It’s safe to say that most – if not all – companies and households use wireless network connectivity to an extent. Breaking the WiFi password allows attackers to connect to the private network to carry out various types of attacks on other systems, potentially compromising private information or using that newfound network for illegal purposes.
You may also be interested in reading our post WiFi problems at work.
In this post, I’ll show you how attackers can gain access to networks by using the aircrack-ng tool suite and what you can do to protect yourself against this type of attack.
For this, I’ll be testing on my own network running on Meraki AP and configured with WPA2 PSK encryption. I’ll use Kali Linux 2020 as my attacking machine.
- Start by setting up your wireless interface to monitor mode; you can find your interface name using the iwconfig command. In my case the wireless card interface is labeled wlan0. To turn it into monitor mode using airnmon-ng start wlan0.
iwconfig — displays the wireless card interface name.
2. airmon-ng start wlan0 — turns the interface into monitor mode, and it may change the name of it the interface by adding a “mon” suffix. Verify if that’s the case by adding using iwconfig command.

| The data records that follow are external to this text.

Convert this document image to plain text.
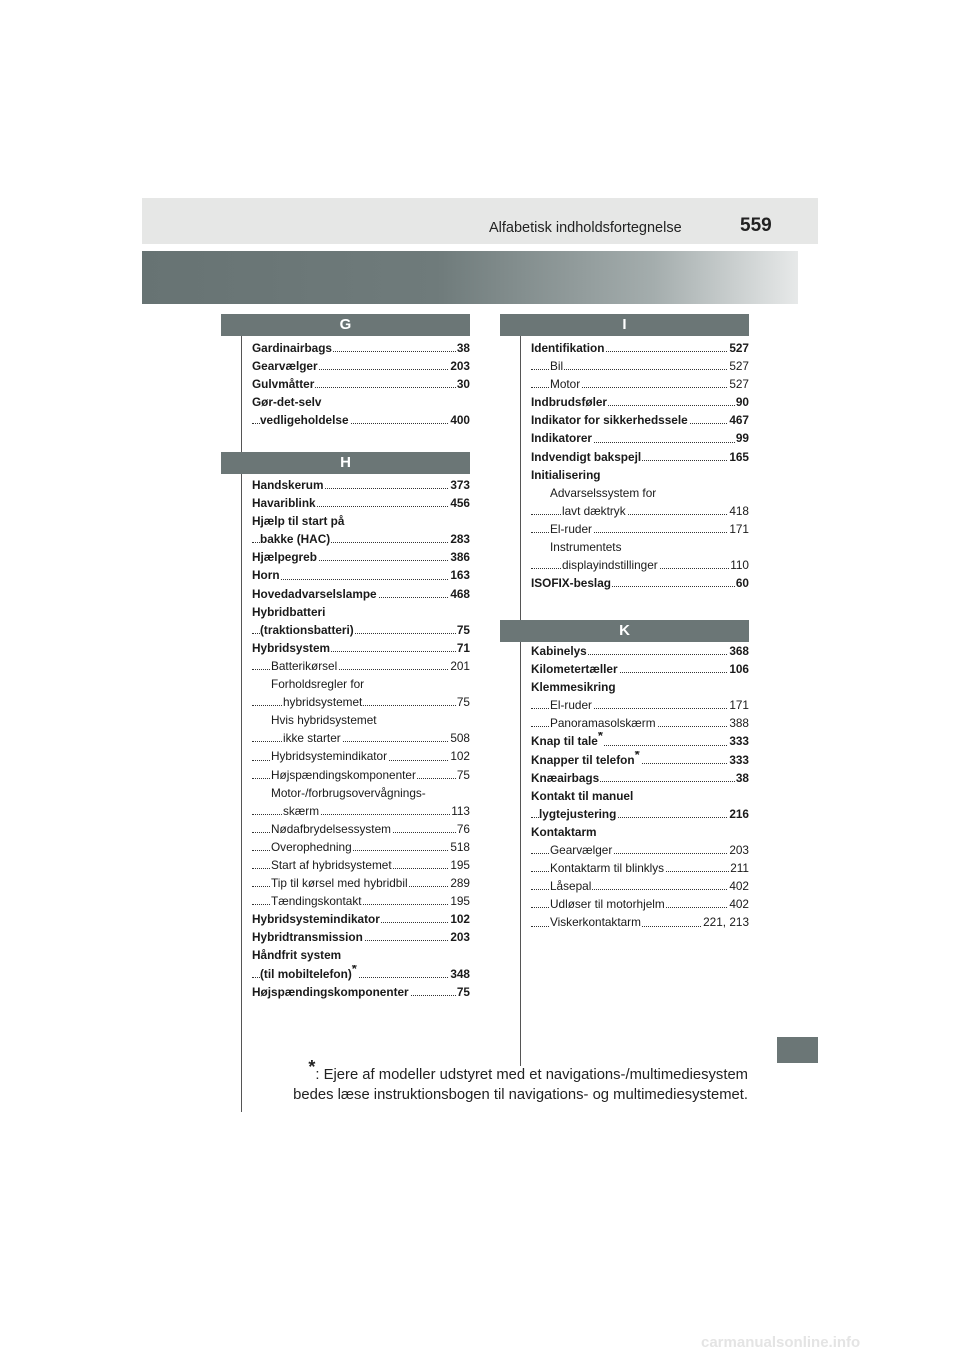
Alfabetisk indholdsfortegnelse	559
G
Gardinairbags	38
Gearvælger	203
Gulvmåtter	30
Gør-det-selv
vedligeholdelse	400
H
Handskerum	373
Havariblink	456
Hjælp til start på
bakke (HAC)	283
Hjælpegreb	386
Horn	163
Hovedadvarselslampe	468
Hybridbatteri
(traktionsbatteri)	75
Hybridsystem	71
Batterikørsel	201
Forholdsregler for
hybridsystemet	75
Hvis hybridsystemet
ikke starter	508
Hybridsystemindikator	102
Højspændingskomponenter	75
Motor-/forbrugsovervågnings-
skærm	113
Nødafbrydelsessystem	76
Overophedning	518
Start af hybridsystemet	195
Tip til kørsel med hybridbil	289
Tændingskontakt	195
Hybridsystemindikator	102
Hybridtransmission	203
Håndfrit system
(til mobiltelefon)*	348
Højspændingskomponenter	75
I
Identifikation	527
Bil	527
Motor	527
Indbrudsføler	90
Indikator for sikkerhedssele	467
Indikatorer	99
Indvendigt bakspejl	165
Initialisering
Advarselssystem for
lavt dæktryk	418
El-ruder	171
Instrumentets
displayindstillinger	110
ISOFIX-beslag	60
K
Kabinelys	368
Kilometertæller	106
Klemmesikring
El-ruder	171
Panoramasolskærm	388
Knap til tale*	333
Knapper til telefon*	333
Knæairbags	38
Kontakt til manuel
lygtejustering	216
Kontaktarm
Gearvælger	203
Kontaktarm til blinklys	211
Låsepal	402
Udløser til motorhjelm	402
Viskerkontaktarm	221, 213
*: Ejere af modeller udstyret med et navigations-/multimediesystem
bedes læse instruktionsbogen til navigations- og multimediesystemet.
carmanualsonline.info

Now the fun begins. In the next couple of steps, we’ll be selecting our target and capturing client association packets, those are the packets that will contain the (encrypted) password data. Once we collect enough data, we’ll use aircrack to extract the password. airodump default scan is on the 2.5GHz band; to scan networks on the 5Ghz band you need to specify it in the command.
3.airodump-ng wlan0mon –band a — if you don’t specify the “–band a” switch scan will default to the 2.4Ghz band.
My target network is FiWi; it’s broadcasting on channel 44 from BSSID E6:CB:AC:B7:57:48
Now, let’s proceed with capturing traffic on my target network only. We’ll send the captures to a file that will use with aircrack.
4. airodump-ng -c 44 -w cap5 –bssid E6:CB:AC:B7:57:48 wlan0mon — quick break down, the -c 44 represents the channel, the -w cap5 represents the file we’re saving the capture to – it could by any name, the –bssid represents the radio’s mac address broadcasting the SSID.
5. Once we have captured enough data, we’ll use aircrack-ng to brute force the password by using the following command
aircrack-ng -w big.txt -b E6:CB:AC:B7:57:48 cap5-01.cap — where -w points to the word list, and cap5-01.cap is the capture file.
As you can see, cracking a WPA2 PSK WiFi password is a straightforward process; the most challenging of the attack is having a dictionary with the password in plain text. The easiest countermeasure against this attack is creating a strong password not made up of words found in a dictionary.
I hope this serves to prove to have a strong password.